Really, don’t panic is the best advice I can give to a student.
I know y’all get frustrated. I know you get worried, anxious, upset, mad, sad and all the other stuff. But, if you can avoid panic, you’ll be fine.
The thing about philosophy is that it isn’t like many other courses. There IS an objective element to it (who said what etc..) but, in many ways it’s about comparing and contrasting arguments.
It’s funny, it’s kind of true, and it gives you the definition of an argument — which is not, really — a fight.
When you’re tackling a new philosophical article, ask yourself a couple of key questions…

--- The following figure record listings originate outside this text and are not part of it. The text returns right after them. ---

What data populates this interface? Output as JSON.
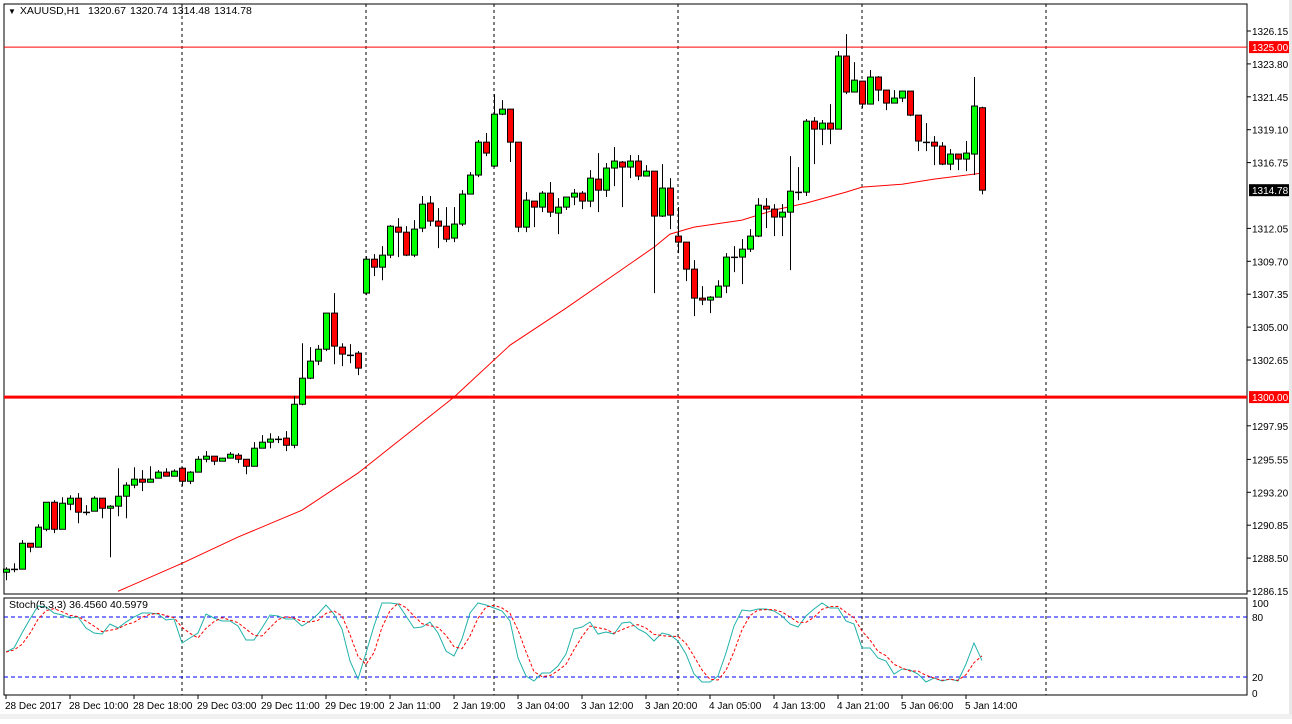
{
  "header": {
    "symbol": "XAUUSD,H1",
    "open": "1320.67",
    "high": "1320.74",
    "low": "1314.48",
    "close": "1314.78"
  },
  "colors": {
    "bull": "#00ff00",
    "bear": "#ff0000",
    "ma": "#ff0000",
    "stoch_main": "#20b2aa",
    "stoch_signal": "#ff0000",
    "level_line": "#ff0000",
    "stoch_levels": "#0000ff"
  },
  "price_axis": {
    "labels": [
      "1326.15",
      "1323.80",
      "1321.45",
      "1319.10",
      "1316.75",
      "1312.05",
      "1309.70",
      "1307.35",
      "1305.00",
      "1302.65",
      "1297.95",
      "1295.55",
      "1293.20",
      "1290.85",
      "1288.50",
      "1286.15"
    ],
    "range": [
      1286.15,
      1326.15
    ]
  },
  "levels": [
    {
      "price": 1325.0,
      "label": "1325.00",
      "style": "thin"
    },
    {
      "price": 1300.0,
      "label": "1300.00",
      "style": "thick"
    }
  ],
  "last_price_label": "1314.78",
  "time_axis": {
    "labels": [
      "28 Dec 2017",
      "28 Dec 10:00",
      "28 Dec 18:00",
      "29 Dec 03:00",
      "29 Dec 11:00",
      "29 Dec 19:00",
      "2 Jan 11:00",
      "2 Jan 19:00",
      "3 Jan 04:00",
      "3 Jan 12:00",
      "3 Jan 20:00",
      "4 Jan 05:00",
      "4 Jan 13:00",
      "4 Jan 21:00",
      "5 Jan 06:00",
      "5 Jan 14:00"
    ],
    "bars_per_label": 8
  },
  "stochastic": {
    "name": "Stoch(5,3,3)",
    "main_value": "36.4560",
    "signal_value": "40.5979",
    "axis_labels": [
      "100",
      "80",
      "20",
      "0"
    ],
    "levels": [
      80,
      20
    ],
    "k": [
      45,
      49,
      64,
      78,
      91,
      90,
      84,
      82,
      79,
      80,
      69,
      64,
      63,
      73,
      69,
      75,
      80,
      84,
      84,
      83,
      77,
      78,
      54,
      59,
      64,
      83,
      79,
      76,
      76,
      71,
      57,
      57,
      69,
      82,
      81,
      78,
      78,
      71,
      76,
      83,
      92,
      83,
      68,
      36,
      18,
      44,
      71,
      94,
      94,
      93,
      81,
      69,
      70,
      75,
      64,
      46,
      41,
      58,
      84,
      94,
      92,
      89,
      86,
      76,
      39,
      21,
      16,
      24,
      24,
      31,
      43,
      68,
      70,
      75,
      63,
      65,
      63,
      74,
      75,
      68,
      64,
      56,
      64,
      62,
      56,
      43,
      23,
      15,
      15,
      21,
      44,
      71,
      87,
      86,
      88,
      88,
      86,
      81,
      73,
      70,
      81,
      88,
      94,
      89,
      89,
      76,
      73,
      49,
      49,
      39,
      36,
      23,
      28,
      27,
      23,
      15,
      19,
      16,
      18,
      16,
      33,
      54,
      36.456
    ]
  },
  "moving_average": {
    "knots": [
      [
        14,
        1286.13
      ],
      [
        22,
        1288.13
      ],
      [
        29,
        1290.0
      ],
      [
        37,
        1291.92
      ],
      [
        44,
        1294.57
      ],
      [
        56,
        1300.0
      ],
      [
        63,
        1303.71
      ],
      [
        70,
        1306.35
      ],
      [
        81,
        1310.71
      ],
      [
        83,
        1311.64
      ],
      [
        86,
        1312.14
      ],
      [
        92,
        1312.64
      ],
      [
        96,
        1313.36
      ],
      [
        100,
        1313.86
      ],
      [
        105,
        1314.64
      ],
      [
        107,
        1315.0
      ],
      [
        112,
        1315.21
      ],
      [
        116,
        1315.57
      ],
      [
        122,
        1316.0
      ]
    ]
  },
  "candles": [
    [
      1287.49,
      1287.85,
      1286.92,
      1287.71
    ],
    [
      1287.71,
      1288.13,
      1287.49,
      1287.71
    ],
    [
      1287.71,
      1289.78,
      1287.71,
      1289.56
    ],
    [
      1289.56,
      1289.56,
      1288.92,
      1289.28
    ],
    [
      1289.28,
      1290.92,
      1289.28,
      1290.71
    ],
    [
      1290.56,
      1292.49,
      1290.42,
      1292.49
    ],
    [
      1292.49,
      1292.64,
      1290.28,
      1290.56
    ],
    [
      1290.56,
      1292.85,
      1290.56,
      1292.42
    ],
    [
      1292.35,
      1292.99,
      1291.92,
      1292.78
    ],
    [
      1292.78,
      1293.14,
      1290.99,
      1291.78
    ],
    [
      1291.78,
      1292.28,
      1291.56,
      1291.78
    ],
    [
      1291.85,
      1292.92,
      1291.85,
      1292.78
    ],
    [
      1292.78,
      1292.78,
      1291.35,
      1292.06
    ],
    [
      1292.06,
      1292.28,
      1288.56,
      1292.21
    ],
    [
      1292.21,
      1294.92,
      1291.49,
      1292.92
    ],
    [
      1292.92,
      1293.92,
      1291.35,
      1293.71
    ],
    [
      1293.71,
      1294.99,
      1293.49,
      1294.14
    ],
    [
      1294.14,
      1294.78,
      1293.28,
      1293.92
    ],
    [
      1293.92,
      1295.06,
      1293.92,
      1294.14
    ],
    [
      1294.21,
      1294.78,
      1294.21,
      1294.64
    ],
    [
      1294.64,
      1294.92,
      1294.35,
      1294.35
    ],
    [
      1294.35,
      1294.85,
      1294.35,
      1294.71
    ],
    [
      1294.92,
      1294.99,
      1293.64,
      1293.99
    ],
    [
      1293.99,
      1294.71,
      1293.78,
      1294.64
    ],
    [
      1294.64,
      1295.78,
      1294.64,
      1295.56
    ],
    [
      1295.56,
      1296.14,
      1295.35,
      1295.78
    ],
    [
      1295.78,
      1295.78,
      1295.14,
      1295.42
    ],
    [
      1295.42,
      1295.64,
      1295.42,
      1295.64
    ],
    [
      1295.64,
      1296.07,
      1295.64,
      1295.92
    ],
    [
      1295.85,
      1296.0,
      1295.28,
      1295.56
    ],
    [
      1295.56,
      1295.56,
      1294.49,
      1295.06
    ],
    [
      1295.06,
      1296.78,
      1295.06,
      1296.35
    ],
    [
      1296.35,
      1297.28,
      1296.35,
      1296.78
    ],
    [
      1296.78,
      1297.42,
      1296.35,
      1297.0
    ],
    [
      1297.0,
      1297.21,
      1296.71,
      1297.0
    ],
    [
      1297.07,
      1297.57,
      1296.14,
      1296.56
    ],
    [
      1296.56,
      1300.07,
      1296.35,
      1299.49
    ],
    [
      1299.49,
      1303.85,
      1299.42,
      1301.35
    ],
    [
      1301.35,
      1303.57,
      1301.28,
      1302.57
    ],
    [
      1302.57,
      1303.71,
      1302.28,
      1303.42
    ],
    [
      1303.42,
      1306.0,
      1303.28,
      1306.0
    ],
    [
      1306.0,
      1307.43,
      1302.35,
      1303.64
    ],
    [
      1303.57,
      1303.85,
      1302.21,
      1303.07
    ],
    [
      1303.0,
      1303.78,
      1302.42,
      1303.0
    ],
    [
      1303.14,
      1303.28,
      1301.57,
      1302.07
    ],
    [
      1307.43,
      1310.07,
      1307.28,
      1309.85
    ],
    [
      1309.85,
      1310.21,
      1308.64,
      1309.28
    ],
    [
      1309.28,
      1310.78,
      1308.35,
      1310.14
    ],
    [
      1310.14,
      1312.28,
      1309.93,
      1312.21
    ],
    [
      1312.14,
      1312.78,
      1310.0,
      1311.78
    ],
    [
      1311.78,
      1312.21,
      1310.07,
      1310.14
    ],
    [
      1310.14,
      1312.64,
      1310.0,
      1312.0
    ],
    [
      1312.07,
      1314.36,
      1311.78,
      1313.78
    ],
    [
      1313.86,
      1314.36,
      1312.21,
      1312.57
    ],
    [
      1312.57,
      1313.5,
      1310.64,
      1312.21
    ],
    [
      1312.21,
      1313.57,
      1311.07,
      1311.28
    ],
    [
      1311.36,
      1313.57,
      1311.07,
      1312.36
    ],
    [
      1312.36,
      1314.78,
      1312.21,
      1314.5
    ],
    [
      1314.5,
      1316.07,
      1314.5,
      1315.86
    ],
    [
      1315.86,
      1318.36,
      1315.71,
      1318.21
    ],
    [
      1318.21,
      1318.86,
      1317.21,
      1317.43
    ],
    [
      1316.5,
      1321.64,
      1316.43,
      1320.21
    ],
    [
      1320.21,
      1321.21,
      1320.14,
      1320.57
    ],
    [
      1320.57,
      1320.57,
      1316.79,
      1318.21
    ],
    [
      1318.21,
      1318.21,
      1311.78,
      1312.14
    ],
    [
      1312.14,
      1314.64,
      1311.78,
      1314.07
    ],
    [
      1314.0,
      1314.0,
      1312.14,
      1313.57
    ],
    [
      1313.57,
      1314.71,
      1313.21,
      1314.57
    ],
    [
      1314.57,
      1315.36,
      1312.86,
      1313.21
    ],
    [
      1313.14,
      1314.21,
      1311.64,
      1313.57
    ],
    [
      1313.57,
      1314.29,
      1313.36,
      1314.29
    ],
    [
      1314.29,
      1314.86,
      1313.71,
      1314.57
    ],
    [
      1314.57,
      1314.71,
      1313.43,
      1314.0
    ],
    [
      1314.0,
      1316.21,
      1313.57,
      1315.64
    ],
    [
      1315.57,
      1317.43,
      1313.21,
      1314.78
    ],
    [
      1314.78,
      1316.71,
      1314.29,
      1316.36
    ],
    [
      1316.36,
      1317.86,
      1315.07,
      1316.86
    ],
    [
      1316.79,
      1316.86,
      1313.57,
      1316.43
    ],
    [
      1316.43,
      1317.29,
      1315.64,
      1316.86
    ],
    [
      1316.86,
      1317.29,
      1315.5,
      1315.79
    ],
    [
      1315.79,
      1316.57,
      1315.79,
      1316.14
    ],
    [
      1316.14,
      1316.14,
      1307.43,
      1312.93
    ],
    [
      1312.93,
      1316.64,
      1312.86,
      1314.93
    ],
    [
      1314.93,
      1315.64,
      1312.0,
      1313.0
    ],
    [
      1311.5,
      1313.57,
      1310.28,
      1311.07
    ],
    [
      1311.07,
      1311.07,
      1308.28,
      1309.14
    ],
    [
      1309.14,
      1309.78,
      1305.78,
      1307.07
    ],
    [
      1307.07,
      1307.93,
      1306.57,
      1306.93
    ],
    [
      1306.93,
      1307.21,
      1306.0,
      1307.14
    ],
    [
      1307.14,
      1308.35,
      1307.14,
      1307.93
    ],
    [
      1307.93,
      1310.28,
      1307.43,
      1310.0
    ],
    [
      1310.0,
      1310.78,
      1308.93,
      1310.0
    ],
    [
      1310.0,
      1311.28,
      1308.07,
      1310.57
    ],
    [
      1310.57,
      1312.0,
      1310.36,
      1311.5
    ],
    [
      1311.5,
      1314.21,
      1311.43,
      1313.71
    ],
    [
      1313.64,
      1314.21,
      1312.07,
      1313.43
    ],
    [
      1313.43,
      1313.78,
      1311.5,
      1312.86
    ],
    [
      1312.86,
      1313.78,
      1311.5,
      1313.21
    ],
    [
      1313.21,
      1317.21,
      1309.07,
      1314.71
    ],
    [
      1314.64,
      1316.43,
      1314.07,
      1314.64
    ],
    [
      1314.64,
      1319.86,
      1314.36,
      1319.71
    ],
    [
      1319.71,
      1320.0,
      1316.64,
      1319.14
    ],
    [
      1319.14,
      1319.79,
      1318.0,
      1319.57
    ],
    [
      1319.57,
      1320.93,
      1318.07,
      1319.14
    ],
    [
      1319.14,
      1324.72,
      1319.14,
      1324.36
    ],
    [
      1324.36,
      1325.93,
      1321.64,
      1321.79
    ],
    [
      1321.79,
      1323.93,
      1321.79,
      1322.64
    ],
    [
      1322.57,
      1322.57,
      1320.64,
      1320.93
    ],
    [
      1320.93,
      1323.36,
      1320.93,
      1322.86
    ],
    [
      1322.86,
      1322.93,
      1321.14,
      1321.93
    ],
    [
      1321.93,
      1321.93,
      1320.5,
      1321.0
    ],
    [
      1321.0,
      1321.93,
      1321.0,
      1321.36
    ],
    [
      1321.36,
      1321.86,
      1321.07,
      1321.86
    ],
    [
      1321.86,
      1321.86,
      1320.07,
      1320.14
    ],
    [
      1320.14,
      1320.14,
      1317.57,
      1318.29
    ],
    [
      1318.21,
      1319.57,
      1317.57,
      1318.21
    ],
    [
      1318.21,
      1318.64,
      1316.57,
      1317.93
    ],
    [
      1317.93,
      1318.21,
      1316.57,
      1316.64
    ],
    [
      1316.64,
      1317.71,
      1316.21,
      1317.36
    ],
    [
      1317.36,
      1317.36,
      1316.21,
      1317.0
    ],
    [
      1317.0,
      1318.29,
      1316.14,
      1317.43
    ],
    [
      1317.36,
      1322.86,
      1315.86,
      1320.79
    ],
    [
      1320.67,
      1320.74,
      1314.48,
      1314.78
    ]
  ]
}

1) What is the author trying to prove (usually they’ll say something like “I intend to show…” or “I intend to support the idea that..” etc. This is, for the most part, their conclusion.
2) What evidence or reasoning does the author supply to support their conclusion?
If you can get those things down for an article, you’ll be on your way.
AFTER you figure out what the article is trying to say, THEN you should look at whether or not the premises support the conclusion. Are there alternative (and conflicting) conclusions that could come from those same premisies?
THEN, ask yourself if the premises themselves are solid, or do you have counter-evidence that will negate the value of a premise or premises.
FINALLY — ask yourself, what would happen if this conclusion actually IS the way the world works — (what if everyone adopted this theory, acted in this way, etc..) — that’s usually the basis for an objection, if you haven’t found a problem with a premise or the pattern of reasoning.